Implications and Future Directions

The practical implications of SynDy can be summarized as follows:

Cost Efficiency: Generating synthetic data is far less expensive and faster than manual annotation, making large-scale fact-checking efforts more feasible.
Broader Coverage: By focusing on neglected topics, SynDy helps bring attention to misinformation affecting smaller, often overlooked communities.
Scalable Solutions: Integrating SynDy into platforms like Meedan’s tiplines can significantly expand the capabilities of misinformation-response initiatives.

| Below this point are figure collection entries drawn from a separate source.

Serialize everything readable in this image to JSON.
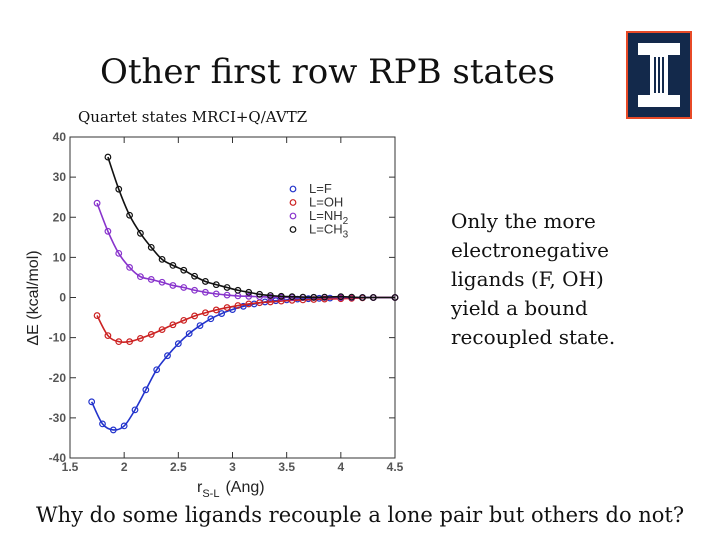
{
  "slide": {
    "title": "Other first row RPB states",
    "subtitle": "Quartet states MRCI+Q/AVTZ",
    "side_text": [
      "Only the more",
      "electronegative",
      "ligands (F, OH)",
      "yield a bound",
      "recoupled state."
    ],
    "bottom_question": "Why do some ligands recouple a lone pair but others do not?"
  },
  "logo": {
    "color_bg": "#13294B",
    "color_fg": "#FFFFFF",
    "color_border": "#E84A27"
  },
  "chart_data": {
    "type": "line",
    "xlabel": "r",
    "xlabel_sub": "S-L",
    "xlabel_unit": "(Ang)",
    "ylabel": "ΔE (kcal/mol)",
    "xlim": [
      1.5,
      4.5
    ],
    "ylim": [
      -40,
      40
    ],
    "xticks": [
      1.5,
      2,
      2.5,
      3,
      3.5,
      4,
      4.5
    ],
    "xtick_labels": [
      "1.5",
      "2",
      "2.5",
      "3",
      "3.5",
      "4",
      "4.5"
    ],
    "yticks": [
      -40,
      -30,
      -20,
      -10,
      0,
      10,
      20,
      30,
      40
    ],
    "ytick_labels": [
      "-40",
      "-30",
      "-20",
      "-10",
      "0",
      "10",
      "20",
      "30",
      "40"
    ],
    "legend": [
      {
        "name": "L=F",
        "color": "#2233CC"
      },
      {
        "name": "L=OH",
        "color": "#CC2222"
      },
      {
        "name": "L=NH",
        "sub": "2",
        "color": "#8833CC"
      },
      {
        "name": "L=CH",
        "sub": "3",
        "color": "#111111"
      }
    ],
    "series": [
      {
        "name": "L=F",
        "color": "#2233CC",
        "x": [
          1.7,
          1.8,
          1.9,
          2.0,
          2.1,
          2.2,
          2.3,
          2.4,
          2.5,
          2.6,
          2.7,
          2.8,
          2.9,
          3.0,
          3.1,
          3.2,
          3.3,
          3.4,
          3.5,
          3.6,
          3.7,
          3.8,
          3.9,
          4.0,
          4.1,
          4.2,
          4.3,
          4.5
        ],
        "y": [
          -26,
          -31.5,
          -33,
          -32,
          -28,
          -23,
          -18,
          -14.5,
          -11.5,
          -9,
          -7,
          -5.3,
          -4,
          -3,
          -2.2,
          -1.6,
          -1.1,
          -0.8,
          -0.6,
          -0.4,
          -0.3,
          -0.2,
          -0.15,
          -0.1,
          -0.05,
          0,
          0,
          0
        ]
      },
      {
        "name": "L=OH",
        "color": "#CC2222",
        "x": [
          1.75,
          1.85,
          1.95,
          2.05,
          2.15,
          2.25,
          2.35,
          2.45,
          2.55,
          2.65,
          2.75,
          2.85,
          2.95,
          3.05,
          3.15,
          3.25,
          3.35,
          3.45,
          3.55,
          3.65,
          3.75,
          3.85,
          4.0,
          4.1,
          4.2,
          4.3,
          4.5
        ],
        "y": [
          -4.5,
          -9.5,
          -11,
          -11,
          -10.2,
          -9.2,
          -8,
          -6.8,
          -5.7,
          -4.6,
          -3.8,
          -3.1,
          -2.5,
          -2,
          -1.6,
          -1.3,
          -1.1,
          -0.9,
          -0.7,
          -0.6,
          -0.5,
          -0.4,
          -0.3,
          -0.2,
          -0.1,
          0,
          0
        ]
      },
      {
        "name": "L=NH2",
        "color": "#8833CC",
        "x": [
          1.75,
          1.85,
          1.95,
          2.05,
          2.15,
          2.25,
          2.35,
          2.45,
          2.55,
          2.65,
          2.75,
          2.85,
          2.95,
          3.05,
          3.15,
          3.25,
          3.35,
          3.45,
          3.55,
          3.65,
          3.75,
          3.85,
          4.0,
          4.1,
          4.2,
          4.3,
          4.5
        ],
        "y": [
          23.5,
          16.5,
          11,
          7.5,
          5.2,
          4.5,
          3.8,
          3,
          2.5,
          1.8,
          1.3,
          0.9,
          0.6,
          0.4,
          0.3,
          0.2,
          0.1,
          0.05,
          0,
          0,
          0,
          0,
          0,
          0,
          0,
          0,
          0
        ]
      },
      {
        "name": "L=CH3",
        "color": "#111111",
        "x": [
          1.85,
          1.95,
          2.05,
          2.15,
          2.25,
          2.35,
          2.45,
          2.55,
          2.65,
          2.75,
          2.85,
          2.95,
          3.05,
          3.15,
          3.25,
          3.35,
          3.45,
          3.55,
          3.65,
          3.75,
          3.85,
          4.0,
          4.1,
          4.2,
          4.3,
          4.5
        ],
        "y": [
          35,
          27,
          20.5,
          16,
          12.5,
          9.5,
          8,
          6.8,
          5.3,
          4,
          3.2,
          2.5,
          1.8,
          1.3,
          0.8,
          0.5,
          0.3,
          0.2,
          0.1,
          0.05,
          0.1,
          0.2,
          0.1,
          0,
          0,
          0
        ]
      }
    ]
  }
}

In the future, SynDy could evolve to include more sophisticated tasks and improve its relationship classification algorithms. More realistic evaluation scenarios and real-time application in misinformation detection pipelines could further validate and refine the framework.

Conclusion

SynDy represents a practical and effective framework for generating synthetic datasets aimed at misinformation mitigation. By leveraging LLMs, the framework can tackle tasks like Claim Matching, Topical Clustering, and Claim Relationship Classification, providing essential tools to scale up human-led fact-checking efforts. The promising experimental results indicate that models trained on SynDy-generated labels can perform comparably to those trained on human-annotated data. This makes SynDy a valuable asset for researchers, journalists, and fact-checkers in the ongoing battle against misinformation.